Le titre selon lequel Manzanillo est bloqué est la partie facile de l'histoire de 2026. Le déménagement se gagne dans la passerelle que vous choisissez pour le contourner et le tronçon intérieur qui transporte la boîte à partir de là, ce qui est exactement là où une vue en direct du marché de qui transporte des marchandises ce mois-ci devance un guide d'acheminement qui nomme un port par défaut. Pour les expéditeurs qui pèsent également le resserrement du canal sur l'autre côte, notre Guide de la fenêtre de réservation du canal de Panama expose la même logique d'arbitrage sur l'eau.
Foire aux questions
Pourquoi Manzanillo est-il si encombré en 2026 ?
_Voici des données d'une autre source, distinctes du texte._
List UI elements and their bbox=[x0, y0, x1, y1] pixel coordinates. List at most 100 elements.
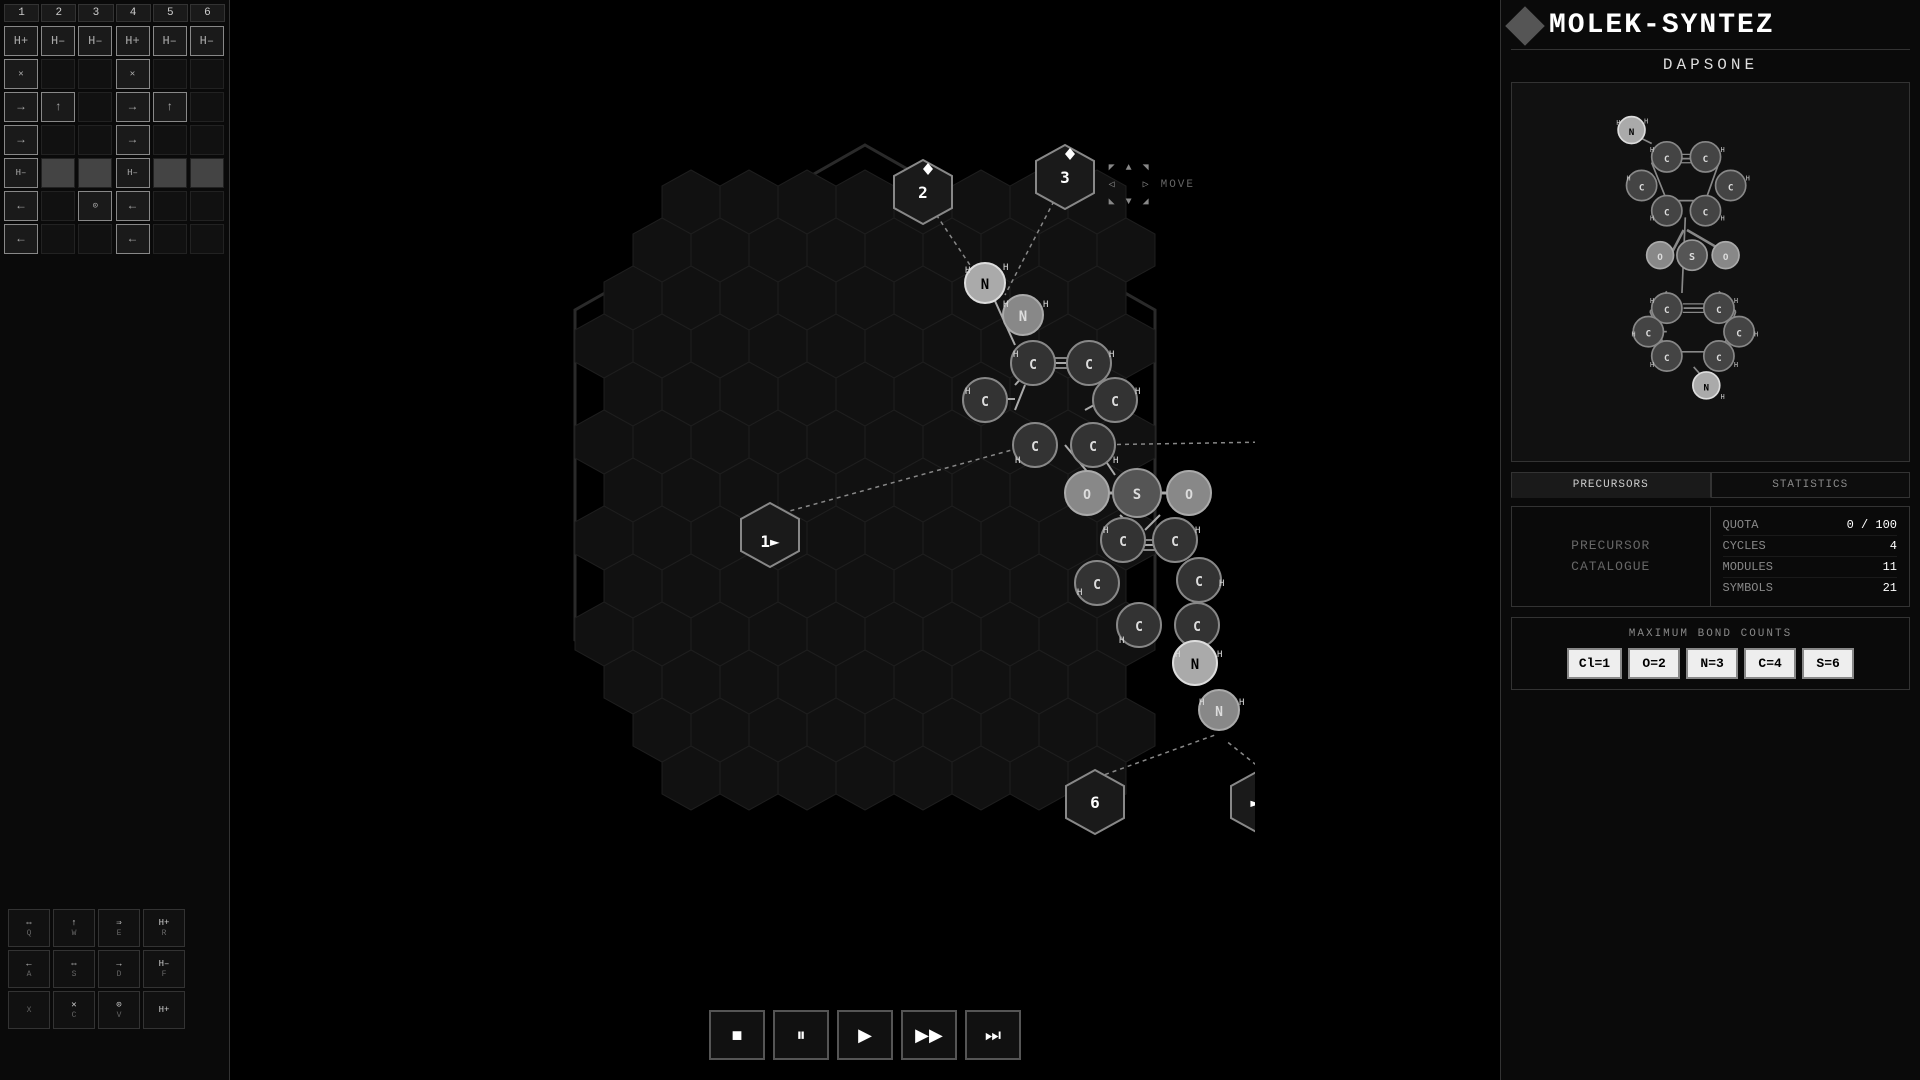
larr2-1[interactable]: ← bbox=[4, 224, 38, 254]
svg-text:H: H bbox=[1734, 297, 1738, 305]
svg-text:H: H bbox=[1013, 350, 1018, 360]
col-5: 5 bbox=[153, 4, 188, 22]
ctrl-e[interactable]: ⇒E bbox=[98, 909, 140, 947]
svg-text:C: C bbox=[1703, 154, 1709, 165]
svg-text:N: N bbox=[1704, 382, 1710, 393]
quota-row: QUOTA 0 / 100 bbox=[1723, 515, 1898, 536]
gray-6 bbox=[190, 158, 224, 188]
h-btn-3[interactable]: H– bbox=[78, 26, 112, 56]
quota-label: QUOTA bbox=[1723, 518, 1759, 532]
svg-text:H: H bbox=[1175, 650, 1180, 660]
ctrl-x[interactable]: X bbox=[8, 991, 50, 1029]
column-headers: 1 2 3 4 5 6 bbox=[4, 4, 225, 22]
svg-text:C: C bbox=[1119, 535, 1127, 550]
tab-precursors[interactable]: PRECURSORS bbox=[1511, 472, 1711, 498]
move-label: MOVE bbox=[1161, 179, 1195, 191]
svg-text:N: N bbox=[1629, 127, 1635, 138]
empty-r4c6 bbox=[190, 125, 224, 155]
svg-text:H: H bbox=[1119, 636, 1124, 646]
arr-r-4[interactable]: → bbox=[116, 92, 150, 122]
svg-text:C: C bbox=[1135, 620, 1143, 635]
gray-3 bbox=[78, 158, 112, 188]
arrows-row2: → → bbox=[4, 125, 225, 155]
svg-text:O: O bbox=[1185, 488, 1193, 503]
empty-r6c2 bbox=[41, 191, 75, 221]
fast-button[interactable]: ▶▶ bbox=[901, 1010, 957, 1060]
arr-r2-4[interactable]: → bbox=[116, 125, 150, 155]
h-btn-5[interactable]: H– bbox=[153, 26, 187, 56]
arr-r2-1[interactable]: → bbox=[4, 125, 38, 155]
svg-text:►5: ►5 bbox=[1250, 793, 1255, 812]
larr-1[interactable]: ← bbox=[4, 191, 38, 221]
cycles-value: 4 bbox=[1890, 539, 1897, 553]
svg-text:H: H bbox=[1217, 650, 1222, 660]
svg-text:O: O bbox=[1723, 252, 1729, 263]
svg-text:H: H bbox=[1003, 263, 1008, 273]
arr-u-2[interactable]: ↑ bbox=[41, 92, 75, 122]
tab-statistics[interactable]: STATISTICS bbox=[1711, 472, 1911, 498]
h-btn-1[interactable]: H+ bbox=[4, 26, 38, 56]
ctrl-c[interactable]: ✕C bbox=[53, 991, 95, 1029]
hminus-1[interactable]: H– bbox=[4, 158, 38, 188]
bond-o: O=2 bbox=[1628, 648, 1680, 679]
bond-section: MAXIMUM BOND COUNTS Cl=1 O=2 N=3 C=4 S=6 bbox=[1511, 617, 1910, 690]
svg-text:C: C bbox=[1029, 358, 1037, 373]
ctrl-a[interactable]: ←A bbox=[8, 950, 50, 988]
ctrl-r[interactable]: H+R bbox=[143, 909, 185, 947]
ctrl-d[interactable]: →D bbox=[98, 950, 140, 988]
svg-text:H: H bbox=[1721, 215, 1725, 223]
x-marks-row: ✕ ✕ bbox=[4, 59, 225, 89]
cycles-label: CYCLES bbox=[1723, 539, 1766, 553]
svg-text:N: N bbox=[1215, 705, 1223, 720]
play-button[interactable]: ▶ bbox=[837, 1010, 893, 1060]
ctrl-q[interactable]: ⇔Q bbox=[8, 909, 50, 947]
larr-4[interactable]: ← bbox=[116, 191, 150, 221]
x-mark-4[interactable]: ✕ bbox=[116, 59, 150, 89]
empty-5 bbox=[153, 59, 187, 89]
h-btn-6[interactable]: H– bbox=[190, 26, 224, 56]
col-6: 6 bbox=[190, 4, 225, 22]
arr-u-5[interactable]: ↑ bbox=[153, 92, 187, 122]
left-panel: 1 2 3 4 5 6 H+ H– H– H+ H– H– ✕ ✕ → ↑ → … bbox=[0, 0, 230, 1080]
ctrl-v[interactable]: ⊙V bbox=[98, 991, 140, 1029]
h-btn-4[interactable]: H+ bbox=[116, 26, 150, 56]
hminus-4[interactable]: H– bbox=[116, 158, 150, 188]
fastest-button[interactable]: ⏭ bbox=[965, 1010, 1021, 1060]
bond-c: C=4 bbox=[1744, 648, 1796, 679]
svg-text:H: H bbox=[1113, 456, 1118, 466]
svg-text:C: C bbox=[1716, 305, 1722, 316]
h-btn-2[interactable]: H– bbox=[41, 26, 75, 56]
ctrl-extra[interactable]: H+ bbox=[143, 991, 185, 1029]
ctrl-f[interactable]: H–F bbox=[143, 950, 185, 988]
svg-text:H: H bbox=[1627, 174, 1631, 182]
svg-text:C: C bbox=[1664, 353, 1670, 364]
empty-r4c3 bbox=[78, 125, 112, 155]
circle-3[interactable]: ⊙ bbox=[78, 191, 112, 221]
precursor-label: PRECURSORCATALOGUE bbox=[1571, 536, 1650, 578]
empty-r4c5 bbox=[153, 125, 187, 155]
svg-text:C: C bbox=[1728, 183, 1734, 194]
pause-button[interactable]: ⏸ bbox=[773, 1010, 829, 1060]
gray-5 bbox=[153, 158, 187, 188]
ctrl-s[interactable]: ⇔S bbox=[53, 950, 95, 988]
precursor-catalogue-cell[interactable]: PRECURSORCATALOGUE bbox=[1512, 507, 1711, 606]
stats-table: PRECURSORCATALOGUE QUOTA 0 / 100 CYCLES … bbox=[1511, 506, 1910, 607]
arr-r-1[interactable]: → bbox=[4, 92, 38, 122]
svg-text:H: H bbox=[1721, 393, 1725, 401]
stop-button[interactable]: ■ bbox=[709, 1010, 765, 1060]
svg-text:C: C bbox=[1664, 208, 1670, 219]
svg-text:S: S bbox=[1689, 252, 1695, 263]
x-mark-1[interactable]: ✕ bbox=[4, 59, 38, 89]
mv-downleft: ◣ bbox=[1105, 194, 1121, 210]
larrow2-row: ← ← bbox=[4, 224, 225, 254]
ctrl-w[interactable]: ↑W bbox=[53, 909, 95, 947]
svg-text:C: C bbox=[1716, 353, 1722, 364]
svg-text:H: H bbox=[1103, 526, 1108, 536]
mv-upright: ◥ bbox=[1139, 160, 1155, 176]
larr2-4[interactable]: ← bbox=[116, 224, 150, 254]
move-indicator: ◤ ▲ ◥ ◁ ▷ ◣ ▼ ◢ MOVE bbox=[1105, 160, 1195, 210]
svg-text:H: H bbox=[1195, 526, 1200, 536]
svg-text:H: H bbox=[1109, 350, 1114, 360]
empty-r6c5 bbox=[153, 191, 187, 221]
svg-text:C: C bbox=[1736, 329, 1742, 340]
La montée en puissance du nearshoring a accéléré le passage des intrants des usines asiatiques par Manzanillo plus rapidement que le port ne peut les traiter. Il gère près de la moitié des importations de conteneurs du Mexique et a traité environ 3,9 millions d'EVP en 2025, avec une utilisation approchant le point où des goulets d'étranglement se forment, et en janvier 2026, il a traité plus de 354 000 EVP, soit environ 8 % de plus d'une année sur l'autre. Les expéditeurs signalent des retards liés aux douanes s'étendant sur plusieurs jours pendant les pics de congestion, et des perturbations périodiques de la main-d'œuvre ont alourdi le retard. Le volume n'est pas seulement élevé, c'est de la cargaison sensible au temps liée au nearshoring qui doit être dédouanée et acheminée rapidement à l'intérieur des terres.
Quel port constitue la meilleure alternative à Manzanillo ?
Il n'y a pas de réponse unique, car la bonne porte d'entrée dépend de la destination de votre cargaison après le port. Lazaro Cardenas est la soupape de décompression la plus performante du Pacifique, avec 247 009 EVP en mars 2026 et une expansion majeure soutenue par le rail, mais il s'appuie sur le rail pour desservir le centre du Mexique. Ensenada convient aux volumes modestes près de la frontière nord-ouest. Veracruz et Altamira, sur le golfe, conviennent aux fret d'origine européenne et aux usines de l'est ou du centre du Mexique. Cartographiez d'abord le parcours intérieur, puis choisissez la porte.
Combien la congestion à Manzanillo ajoute-t-elle à mes coûts ?
Les estimations de l'industrie placent la pénalité à 20 pour cent sur les déplacements concernés une fois que les surestaries, les détentions, le rebooking des camions et les ruptures de stock sont comptabilisés. C'est souvent suffisant pour justifier une traversée maritime plus longue vers un port plus calme. La manière de décider est de comparer le coût tout compris de l'attente dans la file d'attente au coût tout compris d'un détour, y compris la distance terrestre du port alternatif à votre destination finale.
La côte du Golfe est-elle un emplacement judicieux pour le procheshoring de marchandises ?
Parfois. Veracruz augmente sa capacité de 28 millions à 95 millions de tonnes par an et Altamira prépare six nouveaux terminaux, et les deux sont éloignés de la congestion du Pacifique. Le golfe l'emporte pour le fret d'origine européenne et pour les usines de l'est et du centre du Mexique, auxquelles ces ports sont plus proches. C'est un choix moins avantageux pour les intrants asiatiques à bas prix, qui naviguent encore principalement vers la côte Pacifique et nécessiteraient un voyage plus long ou un transbordement pour atteindre le golfe.